Expedition of Abu Ubaidah ibn al Jarrah
| Date | October 629 AD, 8 AH, 7th month, or 7 AH |
| Location | Al- Qabaliyyah |
| Result | Enemy flees, Muslims survive famine |

Commanders and leaders
- Abu Ubaidah ibn al Jarrah: Unknown

Strength
- 300: Unknown

= Expedition of Abu Ubayda ibn al-Jarrah (629) =

Expedition of Abu Ubaidah ibn al Jarrah, also known as the Expedition of Fish and Invasion of al-Khabt, took place in October 629 AD, 8AH, 7th month, of the Islamic Calendar, or according to some scholars in 7AH, 4th Month.

==Expedition==
In the next month, Muhammad sent Abu Ubaidah ibn al Jarrah along with 300 men to observe a caravan belonging to the Quraish.

During this expedition the Muslims' suffered from famine, until they caught a large fish (sperm whale) that came ashore and ate it for twenty days. Ibn Hisham mention the incident in large detail.
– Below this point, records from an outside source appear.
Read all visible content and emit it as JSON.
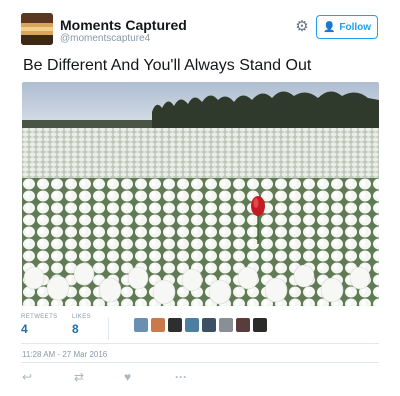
{
  "user": {
    "display_name": "Moments Captured",
    "handle": "@momentscapture4"
  },
  "header": {
    "gear_icon": "gear-icon",
    "follow_label": "Follow",
    "follow_icon": "add-user-icon"
  },
  "tweet": {
    "text": "Be Different And You'll Always Stand Out",
    "photo_icon": "tulip-field-photo"
  },
  "stats": {
    "retweets_label": "RETWEETS",
    "retweets_count": "4",
    "likes_label": "LIKES",
    "likes_count": "8"
  },
  "likers": {
    "count": 8,
    "colors": [
      "#6b8fb3",
      "#c97a4a",
      "#2e2e2e",
      "#4d7fa1",
      "#3d4f63",
      "#8a8f96",
      "#5b3c3c",
      "#2d2a2a"
    ]
  },
  "timestamp": "11:28 AM - 27 Mar 2016",
  "actions": {
    "reply_icon": "reply-icon",
    "retweet_icon": "retweet-icon",
    "like_icon": "heart-icon",
    "more_icon": "more-icon"
  },
  "colors": {
    "accent": "#1da1f2",
    "count_blue": "#1b6fa8",
    "muted": "#8899a6",
    "tulip_red": "#c21b22"
  }
}
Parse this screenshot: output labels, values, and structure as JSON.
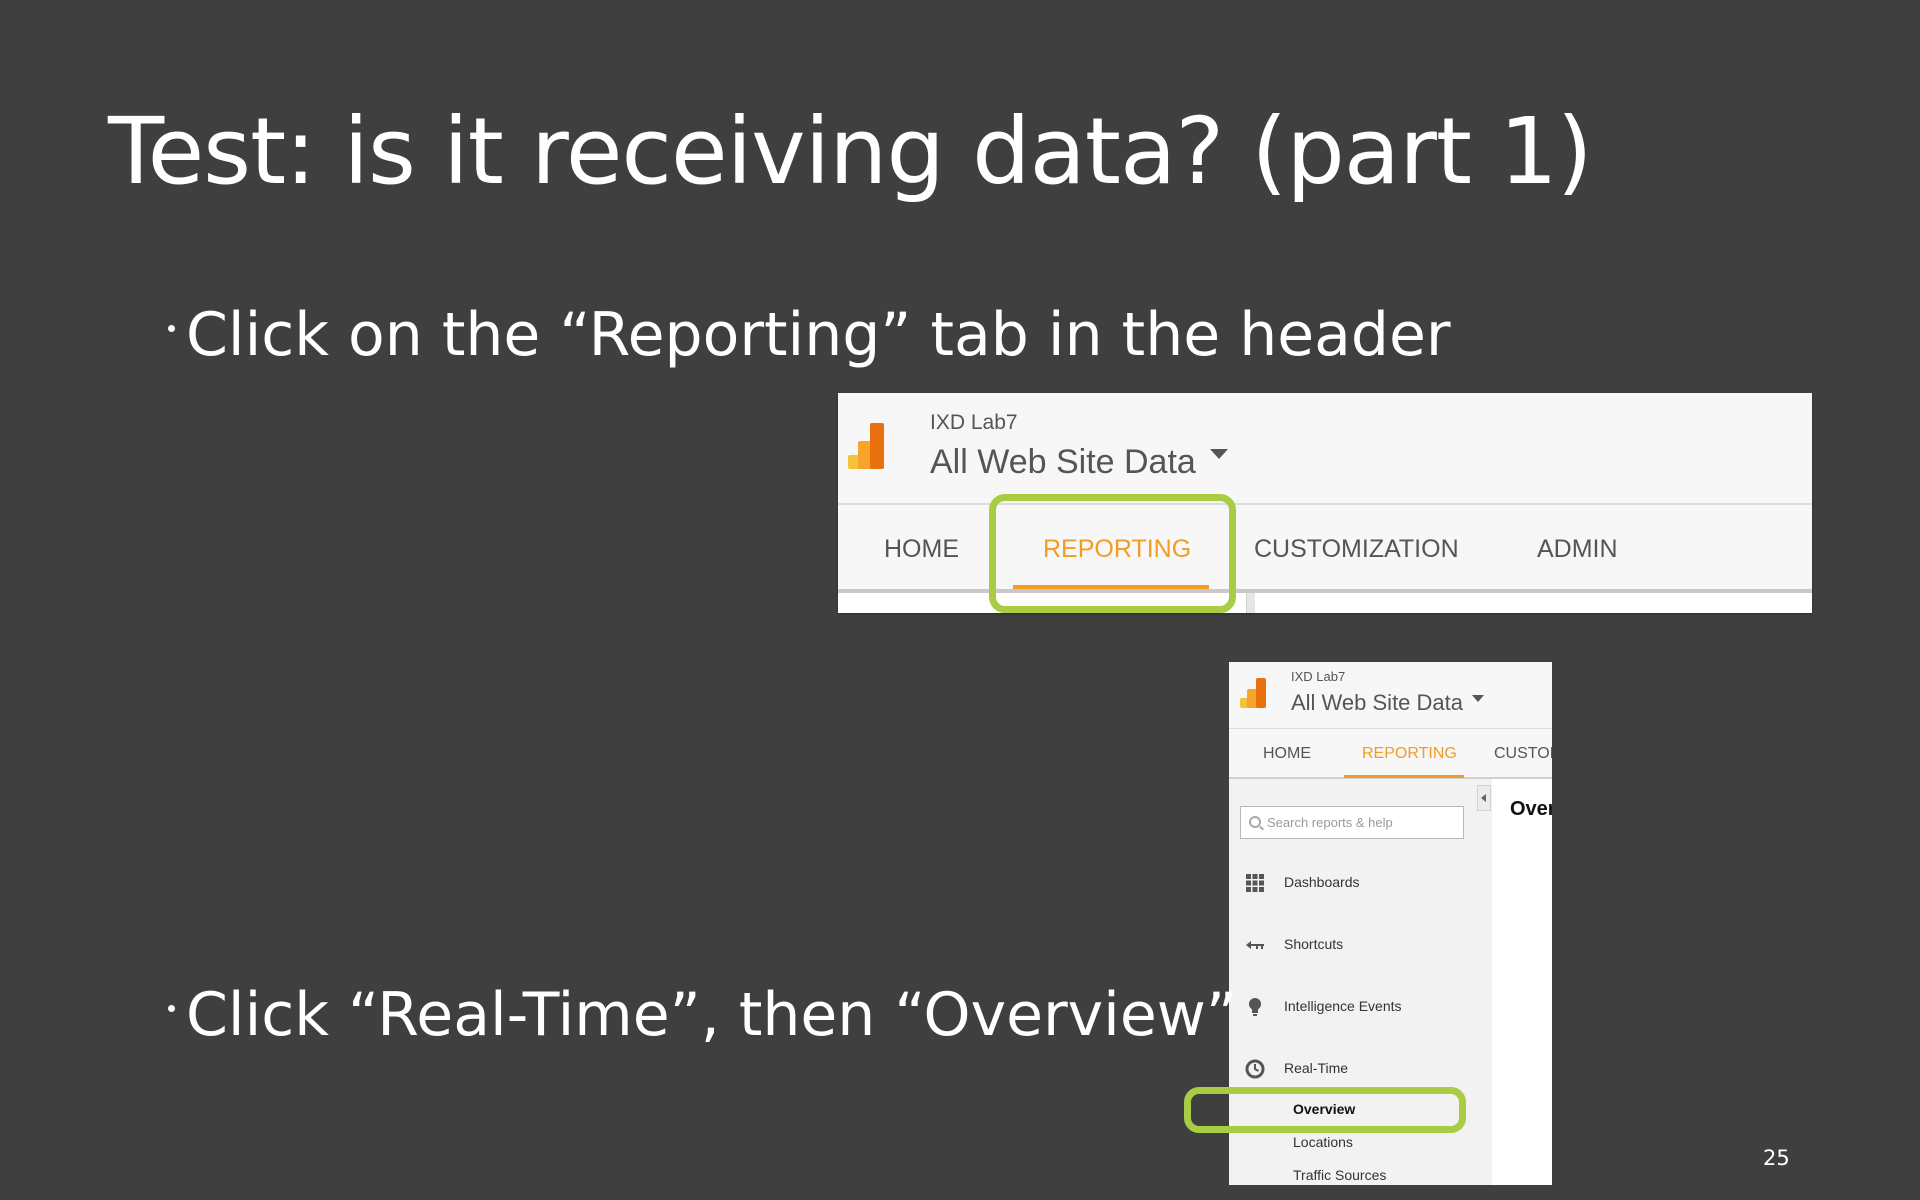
{
  "slide": {
    "title": "Test: is it receiving data? (part 1)",
    "bullets": [
      "Click on the “Reporting” tab in the header",
      "Click “Real-Time”, then “Overview”"
    ],
    "page_number": "25"
  },
  "screenshot_header": {
    "account": "IXD Lab7",
    "property": "All Web Site Data",
    "tabs": [
      {
        "label": "HOME",
        "active": false
      },
      {
        "label": "REPORTING",
        "active": true
      },
      {
        "label": "CUSTOMIZATION",
        "active": false
      },
      {
        "label": "ADMIN",
        "active": false
      }
    ]
  },
  "screenshot_sidebar": {
    "account": "IXD Lab7",
    "property": "All Web Site Data",
    "tabs": [
      {
        "label": "HOME",
        "active": false
      },
      {
        "label": "REPORTING",
        "active": true
      },
      {
        "label": "CUSTOM",
        "active": false
      }
    ],
    "search_placeholder": "Search reports & help",
    "nav_items": [
      {
        "label": "Dashboards",
        "icon": "dashboards-grid-icon"
      },
      {
        "label": "Shortcuts",
        "icon": "shortcuts-arrow-icon"
      },
      {
        "label": "Intelligence Events",
        "icon": "lightbulb-icon"
      },
      {
        "label": "Real-Time",
        "icon": "clock-icon"
      }
    ],
    "sub_items": [
      "Overview",
      "Locations",
      "Traffic Sources"
    ],
    "content_title": "Over"
  },
  "colors": {
    "background": "#3f3f3f",
    "accent_orange": "#f39c23",
    "highlight_green": "#a8cc44"
  }
}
This is why it is also known as ‘expedition of fish.’ They brought some of that meat to Muhammad who also ate it.

==Islamic Primary sources==

The Expedition is referenced in the Sunni hadith collection Sahih al-Bukhari as follows:

"Allah's Apostle sent an army towards the east coast and appointed Abu 'Ubaida bin Al-Jarrah as their chief, and the army consisted of three-hundred men including myself. We marched on till we reached a place where our food was about to finish. Abu- 'Ubaida ordered us to collect all the journey food and it was collected. My (our) journey food was dates. Abu 'Ubaida kept on giving us our daily ration in small amounts from it, till it was exhausted. The share of everyone of us used to be one date only." I said, "How could one date benefit you?" Jabir replied, "We came to know its value when even that too finished." Jabir added, "When we reached the sea-shore, we saw a huge fish which was like a small mountain. The army ate from it for eighteen days. Then Abu 'Ubaida ordered that two of its ribs be fixed and they were fixed in the ground. Then he ordered that a she-camel be ridden and it passed under the two ribs (forming an arch) without touching them."
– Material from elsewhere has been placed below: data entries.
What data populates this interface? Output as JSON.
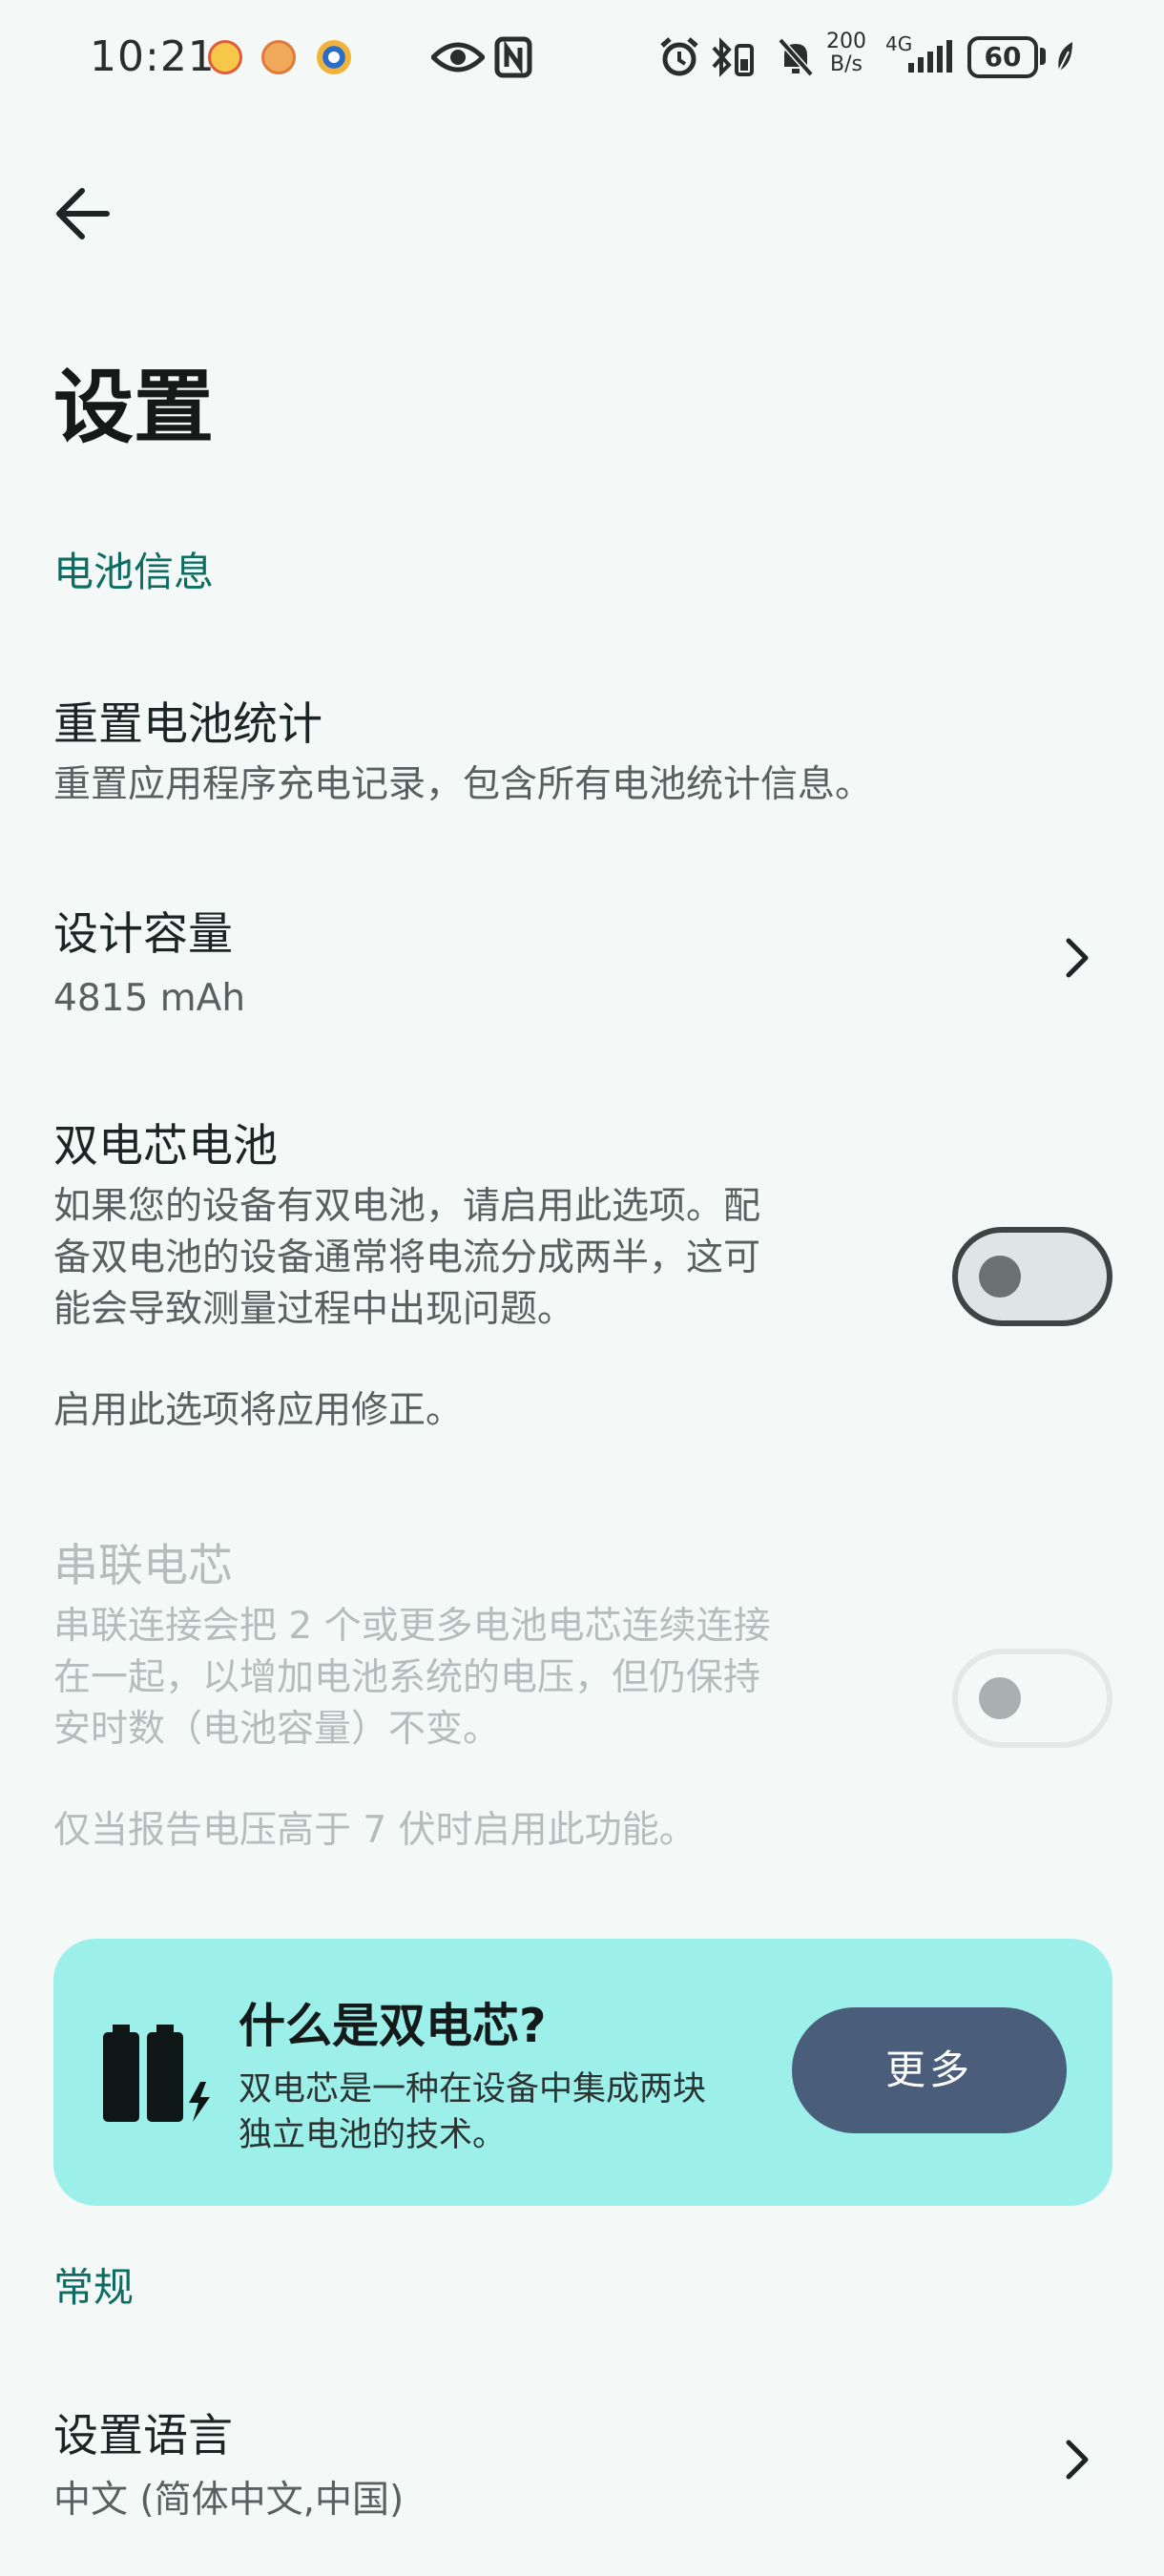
{
  "status_bar": {
    "time": "10:21",
    "net_speed_value": "200",
    "net_speed_unit": "B/s",
    "network_type": "4G",
    "battery_level": "60"
  },
  "page": {
    "title": "设置"
  },
  "sections": {
    "battery_info": "电池信息",
    "general": "常规"
  },
  "items": {
    "reset_stats": {
      "title": "重置电池统计",
      "desc": "重置应用程序充电记录，包含所有电池统计信息。"
    },
    "design_capacity": {
      "title": "设计容量",
      "value": "4815 mAh"
    },
    "dual_cell": {
      "title": "双电芯电池",
      "desc_line1": "如果您的设备有双电池，请启用此选项。配",
      "desc_line2": "备双电池的设备通常将电流分成两半，这可",
      "desc_line3": "能会导致测量过程中出现问题。",
      "note": "启用此选项将应用修正。",
      "enabled": false
    },
    "series_cell": {
      "title": "串联电芯",
      "desc_line1": "串联连接会把 2 个或更多电池电芯连续连接",
      "desc_line2": "在一起，以增加电池系统的电压，但仍保持",
      "desc_line3": "安时数（电池容量）不变。",
      "note": "仅当报告电压高于 7 伏时启用此功能。",
      "enabled": false
    },
    "language": {
      "title": "设置语言",
      "value": "中文 (简体中文,中国)"
    }
  },
  "info_card": {
    "title": "什么是双电芯?",
    "desc_line1": "双电芯是一种在设备中集成两块",
    "desc_line2": "独立电池的技术。",
    "button": "更多",
    "icon": "dual-battery-icon"
  },
  "colors": {
    "accent": "#0c6d63",
    "card_bg": "#9df0e9",
    "button_bg": "#4a5e7b",
    "background": "#f4f8f7"
  }
}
The Event is also referenced in the Sahih Muslim hadith collection as follows:

Jabir b. 'Abdullah reported: Allah's Messenger (may peace he upon him) sent us (on an expedition). We were three hundred riders and our chief (leader) was 'Ubaida b. al-Jarrah. We were on the look out for a caravan of the Quraish. So we stayed on the coast for half a month, and were so much afflicted by extreme hunger that we (were obliged) to eat leaves. That is why it was called the Detachment of the Leaves. The ocean cast out for us an animal which was called al-'Anbar (whale). We ate of that for half of the month and rubbed its fat on our (bodies) until our bodies became stout. Abu 'Ubaida caught hold of one of its ribs and fixed that up. He then cast a glance at the tallest man of the army and the highest of the camels. and then made him ride over that, and that-tnan passed beneath it (the rib), and many a man could sit in its eye-socket, and we extracted many pitchers of fat from the cavity of its eye. We had small bags containing dates with us (before finding the whale). 'Ubaida gave every person amongst us a handful of dates (and when the provision ran short), he then gave each one of us one date. And when that (stock) was exhausted, we felt its loss.